The position of an American consul in a large foreign seaport, especially at Liverpool, is anything but a sinecure, and in fact requires a continual exercise of judgment much beyond the average duties of a foreign minister. The difficulty also of being continually obliged to distinguish between true and false applications for charity, especially when the false are greatly in excess of the true, and among a class of persons notably given to mendacious tricks, is one of the most unpleasant conditions in which a tender-hearted man can find himself. As curious studies in low life, the rascality of these nautical mendicants may often have been interesting, and even amusing, to Hawthorne, but as a steady pull they must have worn hard on his nerves, even though his experienced clerk served as a breakwater to a considerable portion. It has already been noticed that Hawthorne was a conscientious office-holder, and he never trusted to others any duties which he was able to attend to in person. Moreover, although he was a man of reserved manners, there was an exceptionally tender, sympathetic heart behind this impenetrable exterior, and it may be suspected that he relieved many instances of actual distress, which could not be brought within the government regulations. He may have suffered like the ghost in Dickens’s “Haunted Man,” on account of those whom he could not assist. It is certain that he aged more, in appearance at least, during these four years, than at any similar period of his life.

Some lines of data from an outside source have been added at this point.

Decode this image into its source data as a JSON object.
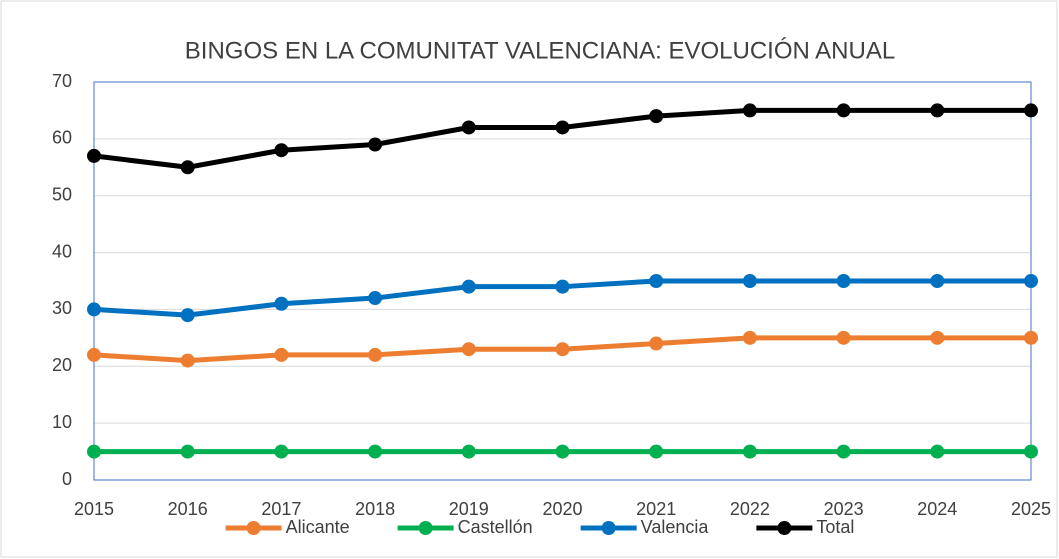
{
  "chart_data": {
    "type": "line",
    "title": "BINGOS EN LA COMUNITAT VALENCIANA: EVOLUCIÓN ANUAL",
    "categories": [
      "2015",
      "2016",
      "2017",
      "2018",
      "2019",
      "2020",
      "2021",
      "2022",
      "2023",
      "2024",
      "2025"
    ],
    "series": [
      {
        "name": "Alicante",
        "color": "#ed7d31",
        "values": [
          22,
          21,
          22,
          22,
          23,
          23,
          24,
          25,
          25,
          25,
          25
        ]
      },
      {
        "name": "Castellón",
        "color": "#00b050",
        "values": [
          5,
          5,
          5,
          5,
          5,
          5,
          5,
          5,
          5,
          5,
          5
        ]
      },
      {
        "name": "Valencia",
        "color": "#0070c0",
        "values": [
          30,
          29,
          31,
          32,
          34,
          34,
          35,
          35,
          35,
          35,
          35
        ]
      },
      {
        "name": "Total",
        "color": "#000000",
        "values": [
          57,
          55,
          58,
          59,
          62,
          62,
          64,
          65,
          65,
          65,
          65
        ]
      }
    ],
    "ylim": [
      0,
      70
    ],
    "yticks": [
      0,
      10,
      20,
      30,
      40,
      50,
      60,
      70
    ],
    "grid": true,
    "legend": "bottom"
  }
}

It is no wonder, therefore, that, after a visit to the English lakes, the following summer, Hawthorne wrote to his friend, Henry Bright, from Liverpool:

“I have come back only for a day or two to this black and miserable hole. I do not mean to apply these two adjectives to my consulate, but to the whole of Liverpool.”

Yet it should be recollected that there were nearly a million of persons in Liverpool, who were obliged to spend their lives there, for good and evil fortune; and, as Emerson says, we can never think too lightly of our own difficulties.

Neither did Hawthorne find the news from America particularly interesting. On March 30, 1854, he wrote to Bridge:

“I like my office well enough, but my official duties and obligations are irksome to me beyond expression. Nevertheless, the emoluments will be a sufficient inducement to keep me here, though they are not above a quarter part what some people suppose them.

“It sickens me to look back to America. I am sick to death of the continual fuss and tumult and excitement and bad blood which we keep up about political topics. If it were not for my children, I should probably never return, but—after quitting office—should go to Italy, and live and die there. If Mrs. Bridge and you would go too, we might form a little colony amongst ourselves, and see our children grow up together. But it will never do to deprive them of their native land, which I hope will be a more comfortable and happy residence in their day than it has been in ours.”